Бесспорный флагман нового движения, трио Ганелин — Тарасов — Чекасин, очень скоро приобрел сильного конкурента — группу «Архангельск» Владимира Резицкого, открытую активистами ленинградского джаз-клуба «Квадрат». Оба лидера встретились на фестивале «Донецк-73». На следующий год московские физики устраивали «джазовый пароход» и пригласили только «Архангельск», о чем был большой репортаж в западногерманском «Шпигеле». О Резицком и его ансамбле заговорили.
Полистилистика — в ту пору неизвестное понятие в советском джазе — вот что было характерно для группы прежде всего. В том звуковом коллаже, который показывали архангелогородцы, были различимы элементы бибопа, джазового авангарда, намеки на академическую музыку, но с петрушечно-саркастическим отношением, перенятым от известных классиков. Проскакивали какие-то бытовые интонации, воцарялись латиноамериканские, африканские или азиатские ритмы, но поначалу поразило даже не это. У Резицкого и его группы был какой-то необыкновенно глубокий, органичный интерес к нашему северному фольклору. Они как бы сами были оттуда. Для них русский фольклор не был некой подсобной кладовой, из которой можно черпануть пару-другую мелодий и искусно нарядить их в современные оркестровые тембры. Ребята Резицкого ходили в близкую глубинку за песнями, дружили с народными исполнителями, с музыкантами Северного русского народного хора. У них тесные духовные связи и с местными художниками, с литературной и театральной средой. Группа «Архангельск» — часть более широкого, современного северного русского культурного комплекса, явления, не очень-то избалованного ни местными властями, ни вниманием метрополии.

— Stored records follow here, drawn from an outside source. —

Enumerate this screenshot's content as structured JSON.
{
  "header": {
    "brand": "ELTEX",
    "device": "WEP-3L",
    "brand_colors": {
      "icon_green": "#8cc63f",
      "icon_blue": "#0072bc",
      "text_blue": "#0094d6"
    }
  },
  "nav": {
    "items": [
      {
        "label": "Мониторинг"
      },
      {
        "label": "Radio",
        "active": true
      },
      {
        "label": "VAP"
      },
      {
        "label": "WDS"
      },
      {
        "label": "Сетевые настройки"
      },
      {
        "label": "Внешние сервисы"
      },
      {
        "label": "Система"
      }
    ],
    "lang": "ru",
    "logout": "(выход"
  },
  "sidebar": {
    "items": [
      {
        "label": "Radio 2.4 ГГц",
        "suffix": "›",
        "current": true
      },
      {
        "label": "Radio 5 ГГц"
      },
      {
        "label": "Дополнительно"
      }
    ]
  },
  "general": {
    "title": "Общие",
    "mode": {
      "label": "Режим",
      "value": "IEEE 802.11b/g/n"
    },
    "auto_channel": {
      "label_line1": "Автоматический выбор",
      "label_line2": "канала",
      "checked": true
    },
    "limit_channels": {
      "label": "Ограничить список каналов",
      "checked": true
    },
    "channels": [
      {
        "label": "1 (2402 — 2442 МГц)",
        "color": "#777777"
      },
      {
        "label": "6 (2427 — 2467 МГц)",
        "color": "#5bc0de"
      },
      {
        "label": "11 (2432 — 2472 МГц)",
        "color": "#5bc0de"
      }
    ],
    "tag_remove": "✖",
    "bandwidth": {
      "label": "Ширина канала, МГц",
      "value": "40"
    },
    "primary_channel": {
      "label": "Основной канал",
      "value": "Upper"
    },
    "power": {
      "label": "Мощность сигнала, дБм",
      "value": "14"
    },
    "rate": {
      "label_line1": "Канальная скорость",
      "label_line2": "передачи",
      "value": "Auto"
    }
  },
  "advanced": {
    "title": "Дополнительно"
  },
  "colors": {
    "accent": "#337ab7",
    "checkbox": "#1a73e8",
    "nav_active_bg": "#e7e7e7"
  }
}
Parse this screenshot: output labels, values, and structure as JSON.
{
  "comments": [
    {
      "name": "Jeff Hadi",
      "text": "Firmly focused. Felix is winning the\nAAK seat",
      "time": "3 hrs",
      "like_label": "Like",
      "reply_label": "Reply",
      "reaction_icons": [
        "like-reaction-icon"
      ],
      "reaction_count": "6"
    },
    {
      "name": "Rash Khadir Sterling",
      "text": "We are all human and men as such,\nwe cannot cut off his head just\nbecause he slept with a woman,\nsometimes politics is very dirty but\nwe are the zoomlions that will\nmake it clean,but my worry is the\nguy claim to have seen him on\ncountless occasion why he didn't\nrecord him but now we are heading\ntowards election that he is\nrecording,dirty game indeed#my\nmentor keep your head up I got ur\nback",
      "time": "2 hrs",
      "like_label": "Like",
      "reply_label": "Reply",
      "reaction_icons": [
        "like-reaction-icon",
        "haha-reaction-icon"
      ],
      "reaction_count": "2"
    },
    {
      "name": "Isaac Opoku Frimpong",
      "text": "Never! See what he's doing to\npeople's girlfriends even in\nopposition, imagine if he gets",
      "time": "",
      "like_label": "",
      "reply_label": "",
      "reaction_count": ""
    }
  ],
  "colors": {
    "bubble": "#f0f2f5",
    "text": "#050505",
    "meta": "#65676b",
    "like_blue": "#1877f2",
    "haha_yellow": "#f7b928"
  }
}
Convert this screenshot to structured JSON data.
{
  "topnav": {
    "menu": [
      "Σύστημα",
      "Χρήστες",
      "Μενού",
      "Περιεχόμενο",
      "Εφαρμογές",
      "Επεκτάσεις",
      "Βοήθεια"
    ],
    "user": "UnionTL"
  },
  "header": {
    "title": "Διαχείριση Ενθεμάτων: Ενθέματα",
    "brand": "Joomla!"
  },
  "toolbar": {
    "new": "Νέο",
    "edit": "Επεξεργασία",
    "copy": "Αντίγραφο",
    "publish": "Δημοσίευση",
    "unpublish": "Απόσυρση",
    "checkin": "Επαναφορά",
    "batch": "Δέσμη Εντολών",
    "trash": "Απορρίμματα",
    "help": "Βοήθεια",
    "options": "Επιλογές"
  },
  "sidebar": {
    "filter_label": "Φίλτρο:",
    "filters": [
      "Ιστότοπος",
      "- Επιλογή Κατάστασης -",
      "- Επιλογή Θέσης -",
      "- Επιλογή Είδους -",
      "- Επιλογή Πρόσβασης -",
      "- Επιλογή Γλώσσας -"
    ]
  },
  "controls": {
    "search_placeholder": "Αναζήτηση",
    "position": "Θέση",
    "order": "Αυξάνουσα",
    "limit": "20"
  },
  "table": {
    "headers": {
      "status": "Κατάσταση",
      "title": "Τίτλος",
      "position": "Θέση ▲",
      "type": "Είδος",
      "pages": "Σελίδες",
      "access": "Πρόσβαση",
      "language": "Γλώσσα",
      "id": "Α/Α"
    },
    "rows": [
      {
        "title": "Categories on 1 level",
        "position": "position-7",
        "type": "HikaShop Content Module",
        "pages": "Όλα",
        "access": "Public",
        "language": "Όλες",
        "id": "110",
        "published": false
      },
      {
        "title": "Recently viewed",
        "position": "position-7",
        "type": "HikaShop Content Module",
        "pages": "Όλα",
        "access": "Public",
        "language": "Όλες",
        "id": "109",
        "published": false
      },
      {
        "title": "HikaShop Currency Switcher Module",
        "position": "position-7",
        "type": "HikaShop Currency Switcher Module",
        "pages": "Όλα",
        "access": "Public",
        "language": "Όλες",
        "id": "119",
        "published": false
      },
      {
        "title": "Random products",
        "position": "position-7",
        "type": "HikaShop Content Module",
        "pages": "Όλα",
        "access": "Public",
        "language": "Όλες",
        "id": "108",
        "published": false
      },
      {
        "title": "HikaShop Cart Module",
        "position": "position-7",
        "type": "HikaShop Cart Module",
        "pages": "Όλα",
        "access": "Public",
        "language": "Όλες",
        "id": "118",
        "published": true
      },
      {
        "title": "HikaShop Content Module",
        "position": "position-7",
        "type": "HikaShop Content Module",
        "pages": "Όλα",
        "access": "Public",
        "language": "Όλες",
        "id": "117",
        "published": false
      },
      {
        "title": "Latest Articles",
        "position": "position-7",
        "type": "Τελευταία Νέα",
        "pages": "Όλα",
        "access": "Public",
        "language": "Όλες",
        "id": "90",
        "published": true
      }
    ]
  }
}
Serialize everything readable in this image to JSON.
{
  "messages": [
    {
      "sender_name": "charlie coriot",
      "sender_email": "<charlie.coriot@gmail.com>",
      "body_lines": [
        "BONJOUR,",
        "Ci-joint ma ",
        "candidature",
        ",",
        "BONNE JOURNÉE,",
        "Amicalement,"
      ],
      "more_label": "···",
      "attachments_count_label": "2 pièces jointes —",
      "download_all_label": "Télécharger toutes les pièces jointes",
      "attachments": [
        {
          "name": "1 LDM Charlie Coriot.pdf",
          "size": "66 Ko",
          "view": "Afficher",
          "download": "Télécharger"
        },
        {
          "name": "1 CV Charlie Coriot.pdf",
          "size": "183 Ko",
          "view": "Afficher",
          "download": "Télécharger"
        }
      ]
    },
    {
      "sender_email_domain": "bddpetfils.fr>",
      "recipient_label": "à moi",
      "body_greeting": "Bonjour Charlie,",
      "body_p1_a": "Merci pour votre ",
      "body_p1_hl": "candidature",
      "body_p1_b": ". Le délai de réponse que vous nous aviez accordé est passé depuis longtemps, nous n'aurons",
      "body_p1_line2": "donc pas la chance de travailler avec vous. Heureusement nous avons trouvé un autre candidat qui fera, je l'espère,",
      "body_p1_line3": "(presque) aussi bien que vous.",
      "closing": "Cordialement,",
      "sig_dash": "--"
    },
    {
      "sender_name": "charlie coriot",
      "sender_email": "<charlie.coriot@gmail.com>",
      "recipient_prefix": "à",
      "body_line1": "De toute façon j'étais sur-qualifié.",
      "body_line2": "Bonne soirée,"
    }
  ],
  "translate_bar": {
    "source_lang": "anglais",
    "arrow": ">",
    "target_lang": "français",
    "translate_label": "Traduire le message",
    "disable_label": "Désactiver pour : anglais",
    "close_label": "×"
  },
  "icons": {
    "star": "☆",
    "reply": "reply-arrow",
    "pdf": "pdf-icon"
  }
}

Подспудно начинает расти литература об «Архангельске». Появляются статьи в зарубежной и советской печати, главы в монографиях о современном советском джазе. Но если зарубежные авторы могли судить о группе по пластинке, выпущенной английской фирмой «Лио», то советским приходилось ездить по фестивалям в разные города, чтобы послушать в очередной раз «Матрену Кузьминичну». «На горушке, на горе», «Белое и черное», «Пилигрим». Правда, и одному зарубежному исследователю современного джаза — Берту Ноглику из Берлина — пришлось предпринять нелегкую экспедицию к берегам Белого моря, чтобы глубже проникнуть в искусство музыкантов.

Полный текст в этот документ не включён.